また、手数料ではありませんが、投資により利益が出た場合には、税金が発生します。
投資を行って利益が出ていても、これらの手数料や税金などで思っていたほど手元には残らなかったということもありますので、投資を始める前に、手数料や税金については、よく確認をしてから始めてください。
知識や経験が必要になる
ここまで繰り返し述べてきましたが、投資を行う際には、よくわからないものには手を付けないようにしましょう。
投資する商品の内容を理解した後も、一度に全額投資するのではなく、タイミングを何回かに分けて、投資することが望ましいです。

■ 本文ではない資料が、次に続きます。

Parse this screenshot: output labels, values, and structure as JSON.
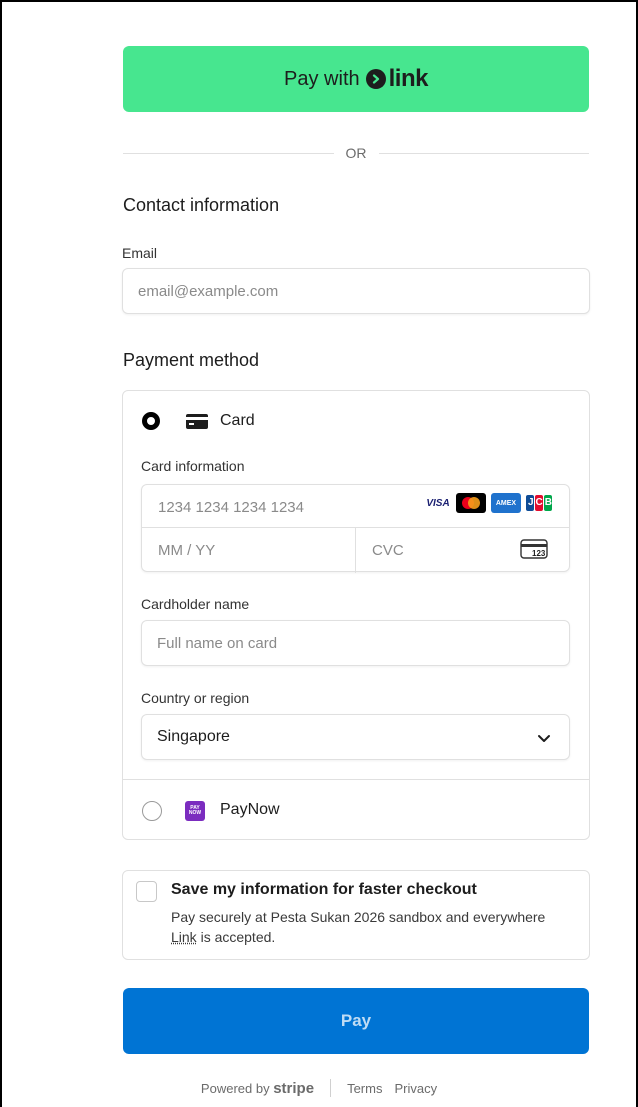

こうして知識を身につけて、経験の経験を重ねることで、騙されてしまったり、自分にあっていない商品を購入させられてしまうことが少なくなります。
「投資」を始めてみようと思ったら
投資を始めてみようと思ったら、次のことから始めてください。
自分の中で目標を決める
まずは、なぜ投資をするのかという理由と、具体的な目標を決めましょう。
例えば、「老後の生活資金を準備したい」「子どもの学費を準備したい」「マイホームを購入するため」などの理由と、それぞれいくらぐらいの金額を目指したいのかという目標を明確にすることで、投資に対してモチベーションを維持しやすくなります。
さらに具体的な目標金額をもつことで、それに応じた投資商品選びや、投資の方法が決めやすくなります。
自分のリスク許容度を知る
投資では値上がりすることがある反面、値下がりすることも起こります。
そして一般的には、不確実性が高い投資商品ほど、値上がりや値下がりの幅も大きなものとなり、儲かる時には大きく儲かる反面、損失も大きくなりやすいという特徴があります。

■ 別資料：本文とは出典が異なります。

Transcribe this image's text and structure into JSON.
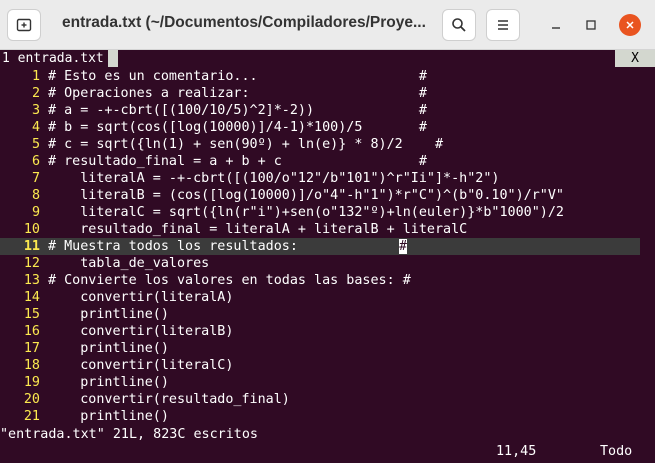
{
  "window": {
    "title": "entrada.txt (~/Documentos/Compiladores/Proye..."
  },
  "tabline": {
    "active_tab": "1 entrada.txt",
    "close_label": "X"
  },
  "editor": {
    "lines": [
      {
        "num": "1",
        "text": "# Esto es un comentario...                    #"
      },
      {
        "num": "2",
        "text": "# Operaciones a realizar:                     #"
      },
      {
        "num": "3",
        "text": "# a = -+-cbrt([(100/10/5)^2]*-2))             #"
      },
      {
        "num": "4",
        "text": "# b = sqrt(cos([log(10000)]/4-1)*100)/5       #"
      },
      {
        "num": "5",
        "text": "# c = sqrt({ln(1) + sen(90º) + ln(e)} * 8)/2    #"
      },
      {
        "num": "6",
        "text": "# resultado_final = a + b + c                 #"
      },
      {
        "num": "7",
        "text": "    literalA = -+-cbrt([(100/o\"12\"/b\"101\")^r\"Ii\"]*-h\"2\")"
      },
      {
        "num": "8",
        "text": "    literalB = (cos([log(10000)]/o\"4\"-h\"1\")*r\"C\")^(b\"0.10\")/r\"V\""
      },
      {
        "num": "9",
        "text": "    literalC = sqrt({ln(r\"i\")+sen(o\"132\"º)+ln(euler)}*b\"1000\")/2"
      },
      {
        "num": "10",
        "text": "    resultado_final = literalA + literalB + literalC"
      },
      {
        "num": "11",
        "text": "# Muestra todos los resultados:"
      },
      {
        "num": "12",
        "text": "    tabla_de_valores"
      },
      {
        "num": "13",
        "text": "# Convierte los valores en todas las bases: #"
      },
      {
        "num": "14",
        "text": "    convertir(literalA)"
      },
      {
        "num": "15",
        "text": "    printline()"
      },
      {
        "num": "16",
        "text": "    convertir(literalB)"
      },
      {
        "num": "17",
        "text": "    printline()"
      },
      {
        "num": "18",
        "text": "    convertir(literalC)"
      },
      {
        "num": "19",
        "text": "    printline()"
      },
      {
        "num": "20",
        "text": "    convertir(resultado_final)"
      },
      {
        "num": "21",
        "text": "    printline()"
      }
    ],
    "cursor_char": "#"
  },
  "statusline": {
    "message": "\"entrada.txt\" 21L, 823C escritos",
    "position": "11,45",
    "scroll": "Todo"
  }
}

国債のように満期まで持っていれば、ほぼ間違いなく約束された金額が戻されるという不確実性が低い投資商品については、一般的に損失の可能性が少ない代わりに、儲けが出る場合の金額も少なくなります。
大きな金額を目指そうとすると、不確実性が高い商品が選択肢に上がってきますが、比例して損失が出る可能性も高まることから、投資に回すお金は、自分が失っても耐えられる金額の幅で行うことが大切です。

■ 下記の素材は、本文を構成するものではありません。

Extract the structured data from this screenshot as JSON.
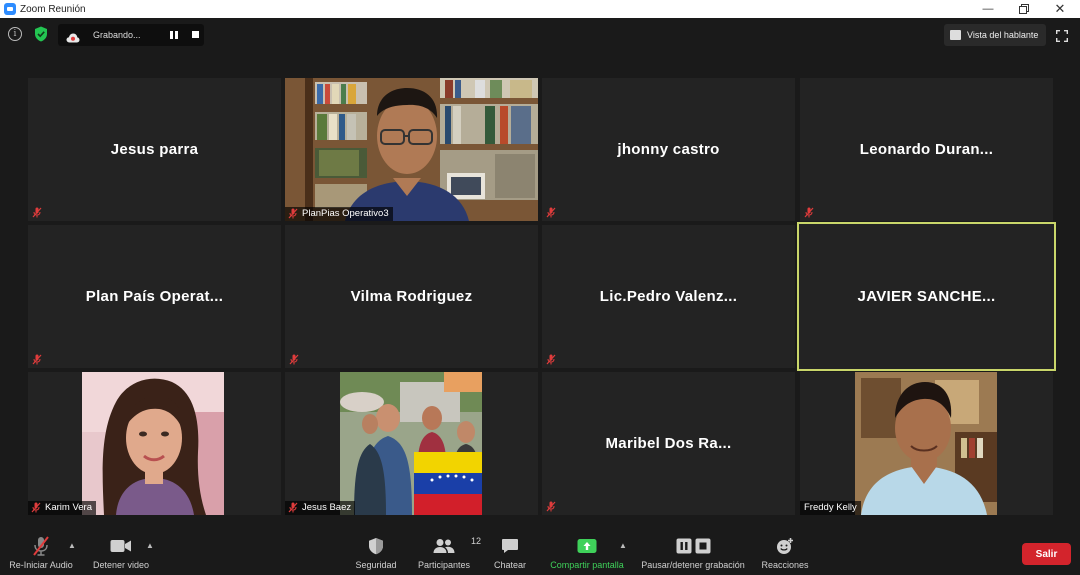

手っ取り早く儲けが出る、不確実性の高い商品にまとまった金額を一度に投資するというようなことが内容に、慎重に考えて投資を始めてください。
投資はよく理解して納得できるものだけに
投資についてメリットとデメリットを見てきましたが、投資をするときには必ず自分自身が理解できて納得できるものだけに投資してください。
なんだかよくわからない。ちょっとわかる気がするけど…。このようなものに投資を行うと、必要以上の費用を払ってしまったり、損失が出てしまった時にどのように対処してよいかわからなくなってしまったり、詐欺のような手口に騙されてしまう危険性もあります。
投資を行うときには、自分自身でよく理解できるものだけに、自分自身の判断で、利益が出た場合・損失が出てしまった場合のどちらにも対応できる「出口」を想定してから投資を始めてください。
登山家が山に入る前に、念入りに情報を集めて登山ルートと下山ルートを決め、持ち物も念入りに準備します。さらに天候などにも気を配って、地図とコンパスやGPSを持って万全の準備を行います。
その上で事前に考えられる最悪のケースに備えたうえで山頂に挑戦することになりますが、投資についても同様の慎重さと配慮を行うことが、あなた自身とあなたの資産を守ることにつながります。
この記事のまとめ
「投資」は自分自身のお金をインフレから守ってくれたり、まとまった資産を作るためにはなくては困る大切な手段です。
その一方、お客が必要としていない商品を売りつけて手数料を稼ぐ金融機関があったり、そもそも投資詐欺のような存在自体が怪しい投資商品だったりと、あなたの資産形成には役立たない金融商品もたくさんあります。
まずは投資対象を知ることから初めて、あなたの資産形成にあった商品を見つけることから始めてみましょう。
どんな商品を選べばよくわからないときには、金融商品を販売している窓口などで聞くのではなく、保険や投資商品の販売をしていないファイナンシャルプランナーなどに相談してみることも有効です。